At 8 o'clock in the morning the king took his carriage and returned to Marly, and repaired immediately to the apartment of Madame de Maintenon. At 11 o'clock his physician arrived with the intelligence that the duke was dead. Again the king was overcome with emotion, and wept almost convulsively; but, soon recovering himself, he apparently resolved to make every effort to throw off these painful thoughts.
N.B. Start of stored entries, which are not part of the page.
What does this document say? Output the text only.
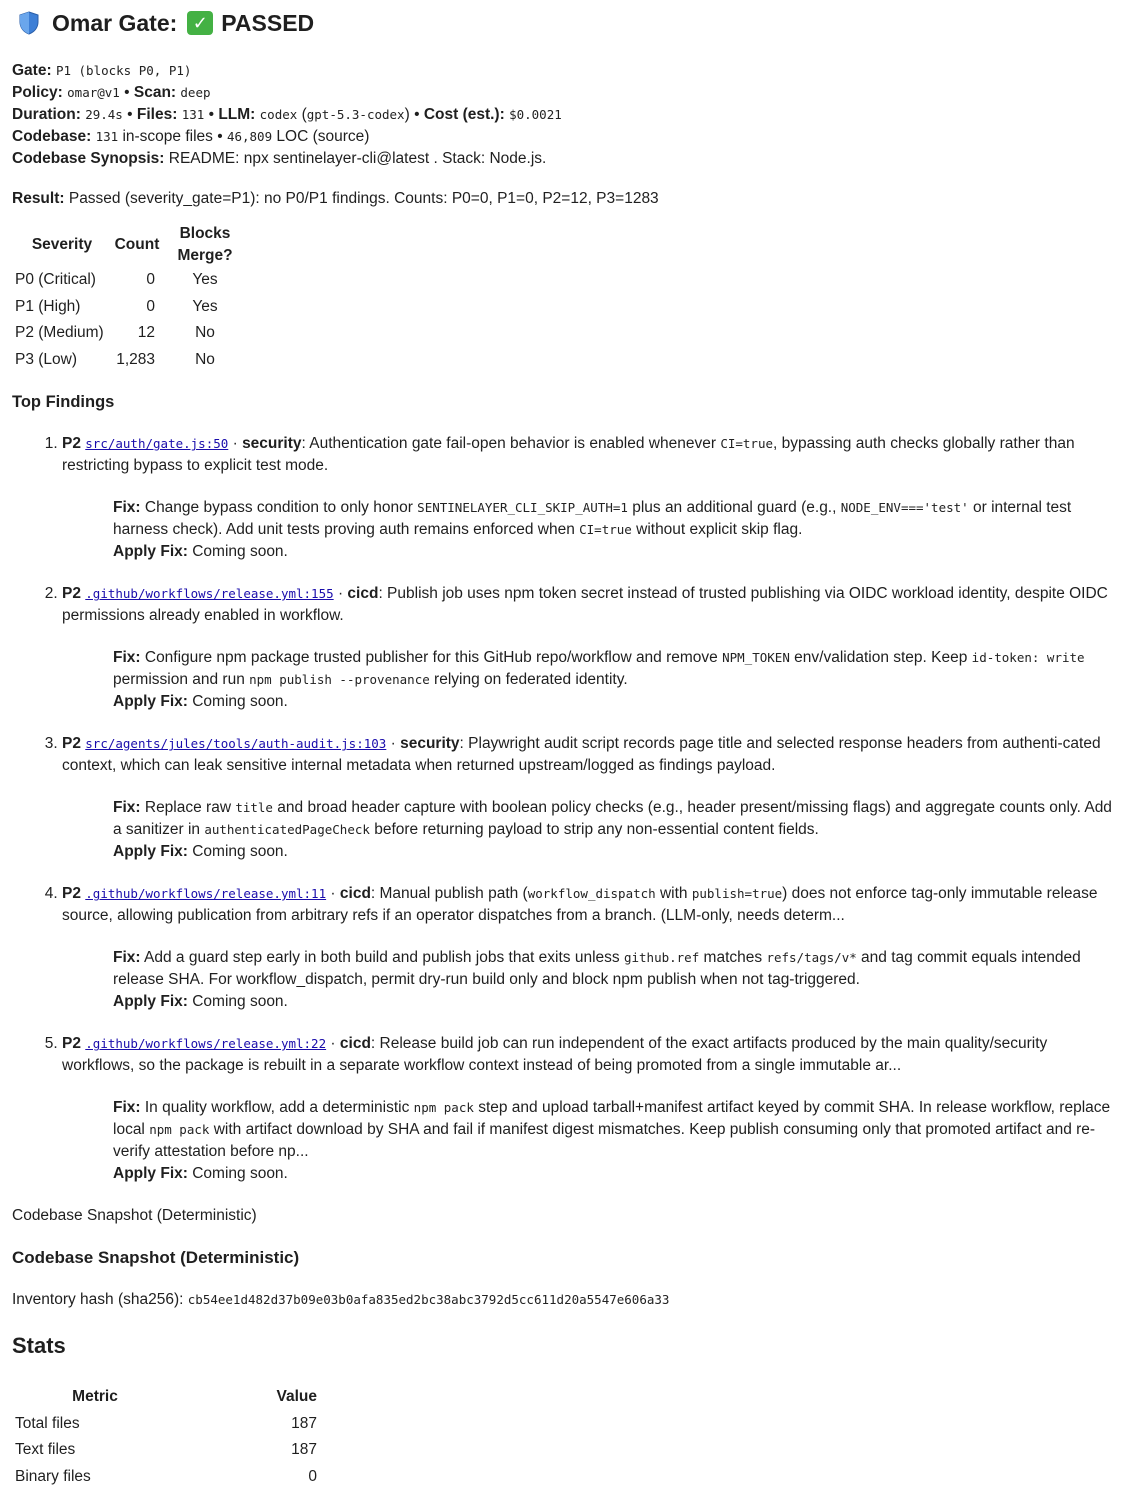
Omar Gate: ✓ PASSED
Gate: P1 (blocks P0, P1)
Policy: omar@v1 • Scan: deep
Duration: 29.4s • Files: 131 • LLM: codex (gpt-5.3-codex) • Cost (est.): $0.0021
Codebase: 131 in-scope files • 46,809 LOC (source)
Codebase Synopsis: README: npx sentinelayer-cli@latest . Stack: Node.js.
Result: Passed (severity_gate=P1): no P0/P1 findings. Counts: P0=0, P1=0, P2=12, P3=1283
Severity	Count	Blocks Merge?
P0 (Critical)	0	Yes
P1 (High)	0	Yes
P2 (Medium)	12	No
P3 (Low)	1,283	No
Top Findings
1. P2 src/auth/gate.js:50 · security: Authentication gate fail-open behavior is enabled whenever CI=true, bypassing auth checks globally rather than restricting bypass to explicit test mode.
Fix: Change bypass condition to only honor SENTINELAYER_CLI_SKIP_AUTH=1 plus an additional guard (e.g., NODE_ENV==='test' or internal test harness check). Add unit tests proving auth remains enforced when CI=true without explicit skip flag.
Apply Fix: Coming soon.
2. P2 .github/workflows/release.yml:155 · cicd: Publish job uses npm token secret instead of trusted publishing via OIDC workload identity, despite OIDC permissions already enabled in workflow.
Fix: Configure npm package trusted publisher for this GitHub repo/workflow and remove NPM_TOKEN env/validation step. Keep id-token: write permission and run npm publish --provenance relying on federated identity.
Apply Fix: Coming soon.
3. P2 src/agents/jules/tools/auth-audit.js:103 · security: Playwright audit script records page title and selected response headers from authenti-cated context, which can leak sensitive internal metadata when returned upstream/logged as findings payload.
Fix: Replace raw title and broad header capture with boolean policy checks (e.g., header present/missing flags) and aggregate counts only. Add a sanitizer in authenticatedPageCheck before returning payload to strip any non-essential content fields.
Apply Fix: Coming soon.
4. P2 .github/workflows/release.yml:11 · cicd: Manual publish path (workflow_dispatch with publish=true) does not enforce tag-only immutable release source, allowing publication from arbitrary refs if an operator dispatches from a branch. (LLM-only, needs determ...
Fix: Add a guard step early in both build and publish jobs that exits unless github.ref matches refs/tags/v* and tag commit equals intended release SHA. For workflow_dispatch, permit dry-run build only and block npm publish when not tag-triggered.
Apply Fix: Coming soon.
5. P2 .github/workflows/release.yml:22 · cicd: Release build job can run independent of the exact artifacts produced by the main quality/security workflows, so the package is rebuilt in a separate workflow context instead of being promoted from a single immutable ar...
Fix: In quality workflow, add a deterministic npm pack step and upload tarball+manifest artifact keyed by commit SHA. In release workflow, replace local npm pack with artifact download by SHA and fail if manifest digest mismatches. Keep publish consuming only that promoted artifact and re-verify attestation before np...
Apply Fix: Coming soon.
Codebase Snapshot (Deterministic)
Codebase Snapshot (Deterministic)
Inventory hash (sha256): cb54ee1d482d37b09e03b0afa835ed2bc38abc3792d5cc611d20a5547e606a33
Stats
Metric	Value
Total files	187
Text files	187
Binary files	0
The king dispels his gloom.

Notwithstanding the remonstrances of Madame de Maintenon, he persisted in his determination to dine, as usual, with the ladies of the court. Much to the astonishment of the ladies, he was heard, in his own room, singing an air from a recent opera which was far from funereal in its character.

The Princess des Ursins.

In the month of May of this same year, 1701, the Duke of Anjou, the young King of Spain, who was uneasily seated upon his beleaguered throne, entered into a matrimonial alliance with Maria Louisa of Savoy, younger sister of Adelaide, the duchess of Burgoyne. She was of fairy-like stature, but singularly graceful and beautiful, with the finest complexion, and eyes of dazzling brilliance. Her mental endowments were also equal to her physical charms. Louis XIV., ever anxious to retain the control over the court of Spain, appointed the Princess des Ursins to be the companion and adviser of the young queen. This lady was alike remarkable for her intelligence, her sagacity, her tact, and her thorough acquaintance with high and courtly breeding. The young King of Spain was perfectly enamored of his lovely bride. She held the entire control over him. The worldly-wise and experienced Princess des Ursins guided, in obedience to the dictates of Louis XIV., almost every thought and volition of the young queen. Thus the monarch at Marly ruled the court at Madrid.

Civil war.
Insurrection of the Protestants.

While foreign war was introducing bankruptcy to the treasury of France, civil war was also desolating the kingdom. The sufferings of the Protestants equaled any thing which had been witnessed in the days of pagan persecution. The most ferocious of all these men, who were breathing out threatenings and slaughter, was the Abbé de Chayla. This wretch had captured a party of Protestants, and, with them, two young ladies from families of distinction. They were all brutally thrust into a dungeon, and were fettered in a way which caused extreme anguish, and crushed some of their bones. It was the 24th of July, 1702. At ten o'clock in the evening, a party of about fifty resolute Protestants, thoroughly armed, and chanting a psalm, broke into the palace of the infamous ecclesiastic, released the prisoners from the dungeon vaults, seized the abbé, and, after compelling him to look upon the mangled bodies and broken bones of his victims, put him to death by a dagger-stroke from each one of his assailants. The torch was then applied, and the palace laid in ashes.

Enthusiasm of the Camisards.

Hence commenced the terrible civil war called The War of the Camisards. The Protestants were poor, dispersed, without arms, and without leaders. Despair nerved them. They fled to rocks, to the swamps, the forests. In their unutterable anguish they were led to frenzies of enthusiasm. They believed that God chose their leaders, and inspired them to action. Thus roused and impelled, they set at defiance an army of twenty thousand men sent against them.